I'd read a couple of Ballard's books. I think most of us had read at least one, but the 1975 towerblock hell of High-Rise was new to us. None of us are sci-fi geeks so we couldn't remember the Doctor Who episode it supposedly inspired either. And none of us were bothered one way or other that there is a film version supposedly in the pipeline: the Wikipedia entry has some detail on that.
Mostly I think we enjoyed the book, but the discussion itself was more fun than the novel. High-Rise imagines a society that breaks down. An upper crust tower block in central london becomes cut off from the outside world, the residents become dissatisfied and break up into groups, factions, and start fighting each other. Literally, fighting. People are beaten up. Dogs are drowned - we particularly loved this detail. Lots of dead or consumed dogs. And what emerges is a sort of primitive, Lord of the Flies type society in which the strong dominate.
It struck me as being entirely bleak and pessimistic.

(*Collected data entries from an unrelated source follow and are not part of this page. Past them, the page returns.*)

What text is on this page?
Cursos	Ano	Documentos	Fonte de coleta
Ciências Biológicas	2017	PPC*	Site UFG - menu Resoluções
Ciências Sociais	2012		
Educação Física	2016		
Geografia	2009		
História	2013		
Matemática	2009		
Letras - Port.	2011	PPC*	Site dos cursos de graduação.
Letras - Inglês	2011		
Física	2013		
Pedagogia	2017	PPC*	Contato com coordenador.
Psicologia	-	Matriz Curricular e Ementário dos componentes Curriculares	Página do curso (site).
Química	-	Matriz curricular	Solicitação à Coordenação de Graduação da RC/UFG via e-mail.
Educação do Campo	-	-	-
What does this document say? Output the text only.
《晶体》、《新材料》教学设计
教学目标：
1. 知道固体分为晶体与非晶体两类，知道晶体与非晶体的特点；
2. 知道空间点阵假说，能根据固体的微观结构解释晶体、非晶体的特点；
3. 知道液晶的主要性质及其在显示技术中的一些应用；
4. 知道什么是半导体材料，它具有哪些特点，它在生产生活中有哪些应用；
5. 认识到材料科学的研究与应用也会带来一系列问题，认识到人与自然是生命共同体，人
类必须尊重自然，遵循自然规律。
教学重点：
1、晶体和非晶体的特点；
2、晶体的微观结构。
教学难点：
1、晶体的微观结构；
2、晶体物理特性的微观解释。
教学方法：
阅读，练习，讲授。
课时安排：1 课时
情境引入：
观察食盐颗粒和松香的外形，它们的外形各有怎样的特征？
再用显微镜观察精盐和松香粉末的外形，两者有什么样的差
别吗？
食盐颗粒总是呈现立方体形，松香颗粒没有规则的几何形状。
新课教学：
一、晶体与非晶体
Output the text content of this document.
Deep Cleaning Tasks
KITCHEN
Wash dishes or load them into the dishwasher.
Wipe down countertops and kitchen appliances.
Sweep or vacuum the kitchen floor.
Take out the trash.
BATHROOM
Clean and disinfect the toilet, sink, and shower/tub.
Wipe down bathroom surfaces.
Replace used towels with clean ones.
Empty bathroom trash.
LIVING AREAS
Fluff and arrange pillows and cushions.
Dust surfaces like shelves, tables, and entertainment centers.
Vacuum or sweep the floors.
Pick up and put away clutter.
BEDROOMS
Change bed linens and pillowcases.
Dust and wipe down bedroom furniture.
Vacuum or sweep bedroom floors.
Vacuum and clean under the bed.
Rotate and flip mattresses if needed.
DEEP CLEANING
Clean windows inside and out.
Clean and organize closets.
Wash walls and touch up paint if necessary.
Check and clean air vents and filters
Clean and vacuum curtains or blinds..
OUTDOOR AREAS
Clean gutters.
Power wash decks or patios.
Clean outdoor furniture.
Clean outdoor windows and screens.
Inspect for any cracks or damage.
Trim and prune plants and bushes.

Typically 70s in that sense. There was an obsession about piles of rubbish: of black bags piling up. Which reminded me of the bin men strikes that must have been happening about the same time. This was a vision of the world that emerged from the pessimism of a British empire in decline. It is also heavily influenced by Ballard's personal experiences in a concentration camp in Shanghai. But it also reminded me of The Wire and the lawless society that exists in the estates of many cities other than just Baltimore, estates ravaged by drug abuse and criminal gangs.
And yet it was also extremely funny. There was the 70s kitsch of it: it just screamed Abigail's Party. But there was also a lot of humour in the violence: violence that never became too bloody, too much. Dogs were drowned, men were beaten up and thrown down stairs, but somehow it always seemed just a little darker than a schoolyard tussle. Talking about the book was, as I said, hilarious. Every page seemed to contain something to be horrified by. The fact, for instance, that everyone was defined by their job - or their husband's job. It just seemed so ridiculous, but isn't that what we do?
As a result and to my surprise is that I find myself wanting to really recommend you read High-Rise. My first impression of it was that it was a period piece but the more I think about it, the more relevant it feels.